Registered MD Evidence results are owned by the researcher key that created them.

Result pages and artifact downloads require the correct researcher key.

### Current pilot scope

- compatible small-to-medium trajectories
- larger trajectory support by coordination

---

## 4. Pilot access model

Biomol Evidence Alpha uses controlled pilot keys.

A standard pilot key currently provides:

- 20 jobs
- 30 days from first registered job
- up to 1,000 Structural Triage targets
- up to 500 MB MD Evidence upload quota

The pilot access page shows:

- jobs remaining
- Structural Triage target quota remaining
- MD Evidence upload quota remaining
- days remaining
- access status

This creates a controlled, auditable pilot model before broader researcher exposure.

---

## 5. Protected result model

Every registered job belongs to the researcher key that created it.

Protected surfaces include:

- job result pages
- result JSON
- ranked tables
- metric outputs
- evidence cards
- manifest files
- checksum files
- artifact downloads

The system behavior is:

- correct key: allow
- missing key: deny
- wrong key: deny
- unused legacy/demo records: handled as public technical archive when explicitly framed

---

## 6. Evidence bundle model

Biomol Evidence Alpha is organized around evidence bundles rather than one-off scores.

A typical evidence bundle includes:

- result JSON
- CSV tables
- Markdown evidence card
- manifest
- SHA-256 checksum file

This supports collaborator review, reproducibility checks, and institutional auditability.

---

## 7. Function 3: Integrated Evidence Dossier

Integrated Evidence Dossier is the planned synthesis layer.

It will combine:

- an owned Structural Triage result
- an owned MD Evidence result
- target identity
- project metadata
- optional researcher notes

Planned outputs:

- PDF dossier
- JSON evidence package
- provenance summary
- computed metrics
- review checklist
- artifact links
- manifest
- checksums
- scope notes

The goal is to give researchers and reviewers one coherent evidence brief instead of separate technical outputs.

---

## 8. Validation status

Current operational validation includes:

- Structural Triage registered run
- MD Evidence registered run
- protected result access
- protected artifact downloads
- pilot access status
- usage counters
- admin export
- post-reboot service recovery
- public-language live page audit

Historical technical records are retained in the Technical Archive.

---

## 9. External validation plan

The next MD Evidence credibility step is one external non-AdK trajectory.

The proposed candidate is the NhaA equilibrium dataset from MDAnalysisData.

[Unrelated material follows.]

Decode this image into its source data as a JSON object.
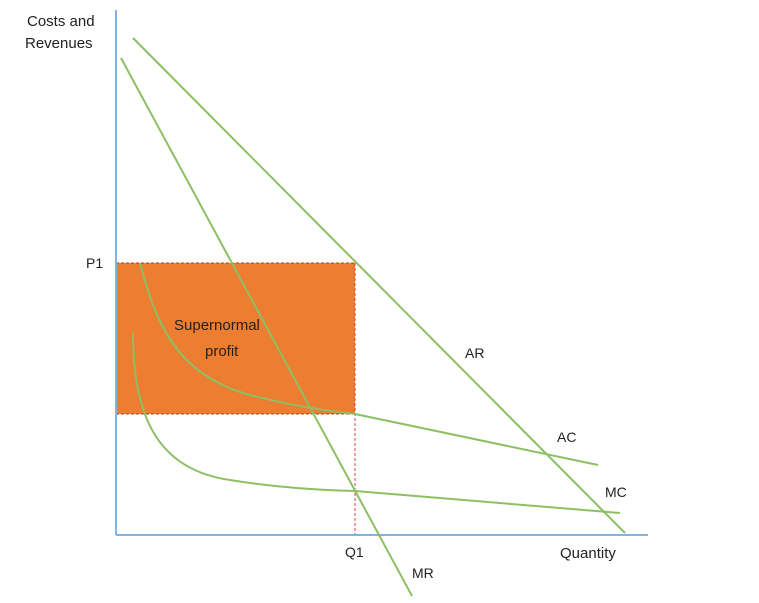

It is a public membrane-protein trajectory with GRO topology and XTC trajectory format. For pilot testing, a small chunk should be created from the larger dataset and run through the protected MD Evidence workflow.

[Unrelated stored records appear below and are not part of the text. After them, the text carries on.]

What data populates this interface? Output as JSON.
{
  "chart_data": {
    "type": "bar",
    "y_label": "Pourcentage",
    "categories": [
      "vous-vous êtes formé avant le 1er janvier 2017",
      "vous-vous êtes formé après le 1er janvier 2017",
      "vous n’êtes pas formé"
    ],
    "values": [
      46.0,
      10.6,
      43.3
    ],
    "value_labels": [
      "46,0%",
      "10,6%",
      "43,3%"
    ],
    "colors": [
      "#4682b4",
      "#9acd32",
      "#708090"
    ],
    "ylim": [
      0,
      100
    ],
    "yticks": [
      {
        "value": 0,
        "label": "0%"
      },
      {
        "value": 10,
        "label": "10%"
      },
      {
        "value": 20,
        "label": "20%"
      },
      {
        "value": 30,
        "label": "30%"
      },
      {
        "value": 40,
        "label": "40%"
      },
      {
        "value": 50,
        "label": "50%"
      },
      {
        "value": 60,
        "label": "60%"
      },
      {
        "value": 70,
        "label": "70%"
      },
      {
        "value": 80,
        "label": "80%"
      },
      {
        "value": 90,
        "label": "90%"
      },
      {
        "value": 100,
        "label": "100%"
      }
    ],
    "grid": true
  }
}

A successful or clearly characterized failure case should produce:

- protected MD Evidence result
- parser status
- frame/atom/residue counts
- RMSD/RMSF/radius-of-gyration summaries when parseable
- evidence bundle
- manifest
- checksum file
- validation note

---

## 10. Scope

Biomol Evidence Alpha organizes computational evidence for expert review.

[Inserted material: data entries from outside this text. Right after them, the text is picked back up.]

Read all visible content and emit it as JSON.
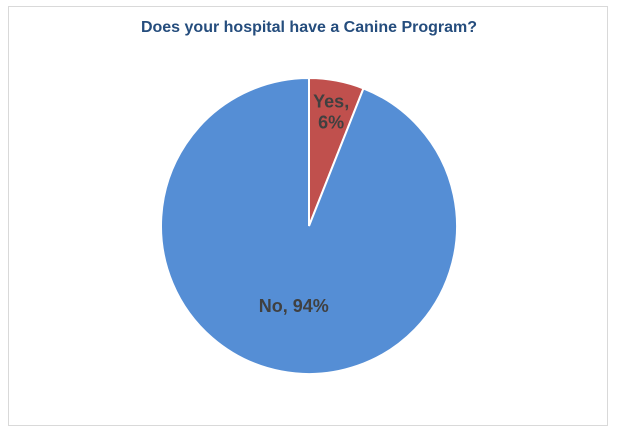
{
  "chart_data": {
    "type": "pie",
    "title": "Does your hospital have a Canine Program?",
    "categories": [
      "Yes",
      "No"
    ],
    "values": [
      6,
      94
    ],
    "unit": "%",
    "colors": [
      "#c0504d",
      "#558ed5"
    ],
    "data_labels": [
      {
        "category": "Yes",
        "line1": "Yes,",
        "line2": "6%"
      },
      {
        "category": "No",
        "line1": "No, 94%"
      }
    ],
    "legend": "none"
  }
}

Scientific interpretation, biological conclusions, therapeutic relevance, or regulated use require separate expert review and independent validation.

The platform is designed to support review, not replace scientific judgment.


---

## External NhaA gate

MD Evidence passed an external non-AdK validation gate using a public NhaA membrane-protein trajectory package.

- Job ID: `stage2_20260502_090924_4r3swx6m`
- Format path: GRO + XTC
- Frames analyzed: 20
- Atoms: 60,702
- Residues: 1,314
- Protein selection atoms: 11,624
- RMSD mean Å: 2.759966
- RMSF mean Å: 2.064565
- Radius of gyration mean Å: 31.295446
- Parse status: parsed
- Errors: none
- Warnings: none

This gate validates protected job creation, parsing, descriptive metric computation, and evidence packaging for a non-AdK trajectory path.